Fort de ce constat, il est alors encore plus évident d’envisager l’acte sexuel non pas comme un acte limité aux organes sexuels qui sont extrêmement sollicités pendant la phase périnatale mais comme un acte lié à l’Être tout entier. En effet, une femme enceinte ou venant d’accoucher ou encore allaitant son bébé vit de nombreuses et rapides modifications corporelles et a besoin de beaucoup de douceur, de patience et d’attention pour ressentir son sexe et sa poitrine comme des organes de plaisir. Un partenaire ne limitant pas ce plaisir aux organes sexuels en s’intéressant au corps entier dans une approche plus sensuelle que sexuelle dans un premier temps mais surtout en prenant en compte l’enjeu affectif porté par l’acte sexuel, aidera sa compagne à vivre pleinement sa sexualité. Peut être de manière encore plus complète qu’avant. Car il sera sécurisant. A contrario, la violence des dégâts engendrés par les abus sexuels sur le vécu intérieur des victimes, étaye cette thèse du potentiel émotionnel habitant la sphère périnéale.

Périnée et sécurité de base

La zone pelvienne est considérée par bien des approches comme étant le lieu de la sécurité de base de l’Être. C’est le cas de l’Haptonomie, véritable science de l’affectivité, visant la confirmation affective de l’Être, c’est-à-dire la possibilité pour lui de vivre ses potentialités. Cette pratique décrit le périnée comme appartenant au « giron » ou « nid affectif » car il correspond au lieu de vie du fœtus et invite donc les professionnels de santé haptothérapeutes à être particulièrement attentifs à leur manière d’entrer en contact avec cette zone dans les soins, tant elle est porteuse pour la personne. Les touchers vaginaux effectués par la sage-femme par exemple se veulent respectueux des tissus pour un vécu physique et intérieur plus doux.
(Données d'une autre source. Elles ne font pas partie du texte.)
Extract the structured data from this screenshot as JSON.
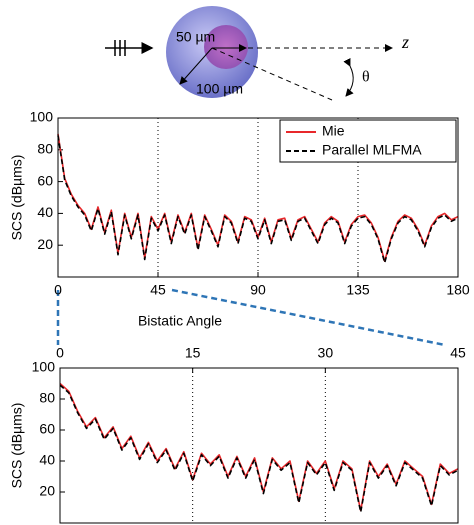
{
  "diagram": {
    "inner_label": "50 µm",
    "outer_label": "100 µm",
    "axis_label": "z",
    "angle_label": "θ"
  },
  "chart_data": [
    {
      "type": "line",
      "xlabel": "Bistatic Angle",
      "ylabel": "SCS (dBµms)",
      "xlim": [
        0,
        180
      ],
      "xticks": [
        0,
        45,
        90,
        135,
        180
      ],
      "ylim": [
        0,
        100
      ],
      "yticks": [
        20,
        40,
        60,
        80,
        100
      ],
      "grid": true,
      "legend": "upper right",
      "x": [
        0,
        3,
        6,
        9,
        12,
        15,
        18,
        21,
        24,
        27,
        30,
        33,
        36,
        39,
        42,
        45,
        48,
        51,
        54,
        57,
        60,
        63,
        66,
        69,
        72,
        75,
        78,
        81,
        84,
        87,
        90,
        93,
        96,
        99,
        102,
        105,
        108,
        111,
        114,
        117,
        120,
        123,
        126,
        129,
        132,
        135,
        138,
        141,
        144,
        147,
        150,
        153,
        156,
        159,
        162,
        165,
        168,
        171,
        174,
        177,
        180
      ],
      "series": [
        {
          "name": "Mie",
          "color": "#e8282b",
          "dash": false,
          "values": [
            90,
            62,
            52,
            45,
            40,
            30,
            44,
            28,
            42,
            15,
            40,
            25,
            40,
            12,
            38,
            30,
            40,
            22,
            39,
            28,
            40,
            18,
            39,
            30,
            20,
            39,
            35,
            22,
            38,
            36,
            25,
            37,
            22,
            36,
            37,
            24,
            36,
            38,
            30,
            22,
            34,
            38,
            35,
            22,
            33,
            38,
            39,
            34,
            25,
            10,
            25,
            35,
            39,
            37,
            30,
            20,
            32,
            38,
            40,
            36,
            38
          ]
        },
        {
          "name": "Parallel MLFMA",
          "color": "#000000",
          "dash": true,
          "values": [
            89,
            61,
            51,
            44,
            39,
            29,
            43,
            27,
            41,
            14,
            39,
            24,
            39,
            11,
            37,
            29,
            39,
            21,
            38,
            27,
            39,
            17,
            38,
            29,
            19,
            38,
            34,
            21,
            37,
            35,
            24,
            36,
            21,
            35,
            36,
            23,
            35,
            37,
            29,
            21,
            33,
            37,
            34,
            21,
            32,
            37,
            38,
            33,
            24,
            9,
            24,
            34,
            38,
            36,
            29,
            19,
            31,
            37,
            39,
            35,
            37
          ]
        }
      ]
    },
    {
      "type": "line",
      "ylabel": "SCS (dBµms)",
      "xlim": [
        0,
        45
      ],
      "xticks": [
        0,
        15,
        30,
        45
      ],
      "ylim": [
        0,
        100
      ],
      "yticks": [
        20,
        40,
        60,
        80,
        100
      ],
      "grid": true,
      "x": [
        0,
        1,
        2,
        3,
        4,
        5,
        6,
        7,
        8,
        9,
        10,
        11,
        12,
        13,
        14,
        15,
        16,
        17,
        18,
        19,
        20,
        21,
        22,
        23,
        24,
        25,
        26,
        27,
        28,
        29,
        30,
        31,
        32,
        33,
        34,
        35,
        36,
        37,
        38,
        39,
        40,
        41,
        42,
        43,
        44,
        45
      ],
      "series": [
        {
          "name": "Mie",
          "color": "#e8282b",
          "dash": false,
          "values": [
            90,
            85,
            72,
            62,
            68,
            55,
            62,
            48,
            56,
            42,
            52,
            40,
            48,
            35,
            46,
            28,
            45,
            38,
            44,
            30,
            43,
            30,
            42,
            20,
            42,
            35,
            40,
            14,
            40,
            32,
            40,
            22,
            40,
            35,
            8,
            40,
            30,
            38,
            25,
            40,
            35,
            30,
            12,
            38,
            32,
            35
          ]
        },
        {
          "name": "Parallel MLFMA",
          "color": "#000000",
          "dash": true,
          "values": [
            89,
            84,
            71,
            61,
            67,
            54,
            61,
            47,
            55,
            41,
            51,
            39,
            47,
            34,
            45,
            27,
            44,
            37,
            43,
            29,
            42,
            29,
            41,
            19,
            41,
            34,
            39,
            13,
            39,
            31,
            39,
            21,
            39,
            34,
            7,
            39,
            29,
            37,
            24,
            39,
            34,
            29,
            11,
            37,
            31,
            34
          ]
        }
      ]
    }
  ]
}
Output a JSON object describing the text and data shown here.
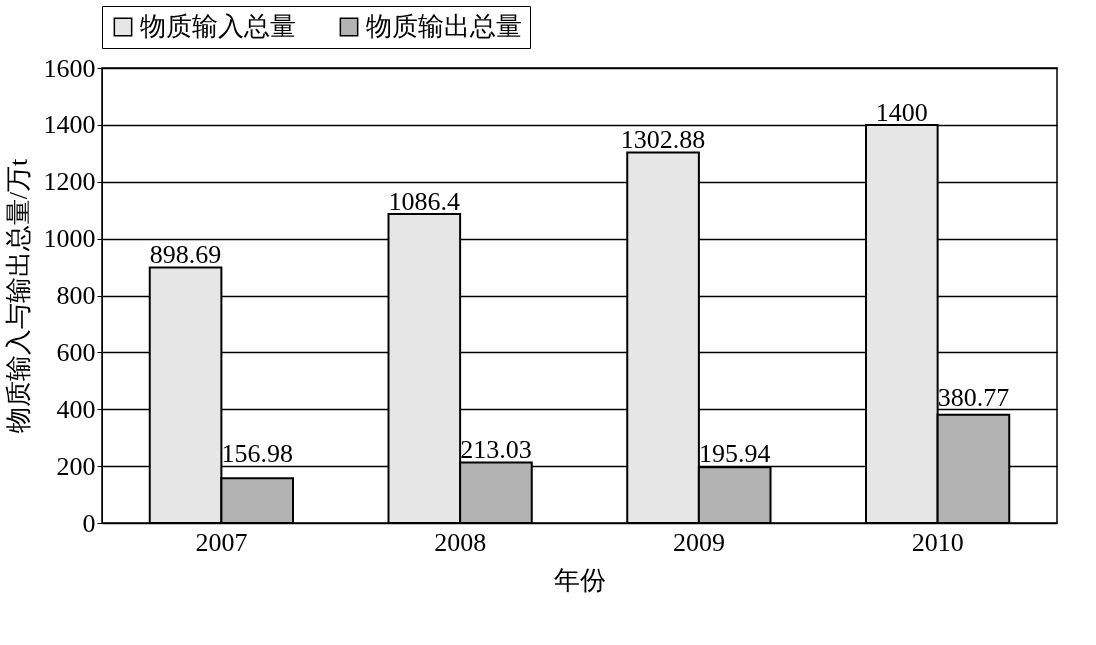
{
  "chart_data": {
    "type": "bar",
    "xlabel": "年份",
    "ylabel": "物质输入与输出总量/万t",
    "categories": [
      "2007",
      "2008",
      "2009",
      "2010"
    ],
    "series": [
      {
        "name": "物质输入总量",
        "color": "#e6e6e6",
        "values": [
          898.69,
          1086.4,
          1302.88,
          1400
        ]
      },
      {
        "name": "物质输出总量",
        "color": "#b3b3b3",
        "values": [
          156.98,
          213.03,
          195.94,
          380.77
        ]
      }
    ],
    "ylim": [
      0,
      1600
    ],
    "yticks": [
      0,
      200,
      400,
      600,
      800,
      1000,
      1200,
      1400,
      1600
    ],
    "grid": "y",
    "legend": "top",
    "data_labels": true
  }
}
N’est-il pas aisé de prendre conscience du sentiment de sécurité ressenti lorsque l’on est soi-même porté par la zone du bassin osseux ? Ou encore du sentiment rassurant donné à un enfant que l’on soulève en le prenant sous le sacrum ? Être porté par sa base permet de vivre dans la rencontre avec la personne qui soutient, son assise affective, fondement même de notre capacité à se tenir droit dans la vie, à être digne.

Plusieurs méthodes de développement personnel permettent la découverte de soi et de sa capacité à interagir dans le respect avec l’Autre. A titre d’exemple, la Sophrologie et l’Haptonomie en font partie et sont aujourd’hui pleinement intégrées à la pratique professionnelle des soignants formés pour offrir un accompagnement de qualité.
Permettre à un patient de considérer le périnée comme base de sa sécurité et de sa dignité peut l’amener à découvrir, par exemple, que ce qui se joue dans sa sexualité, va bien plus loin que le ressenti purement charnel. La recherche de la fusion est certes liée à des pulsions physiques mais aussi émotionnelles, parce qu’elle est profondément sécurisante.

Devenir conscient de ce double enjeu, physique et affectif qui existe dans le rapport intime, offre la possibilité d’améliorer la relation à soi-même et donc la qualité des relations humaines toutes entières. Un message à faire passer aux patientes, qui permet de redonner toute sa puissance au périnée, en tant que muscle de soutien, dans tous les sens que revêt ce mot.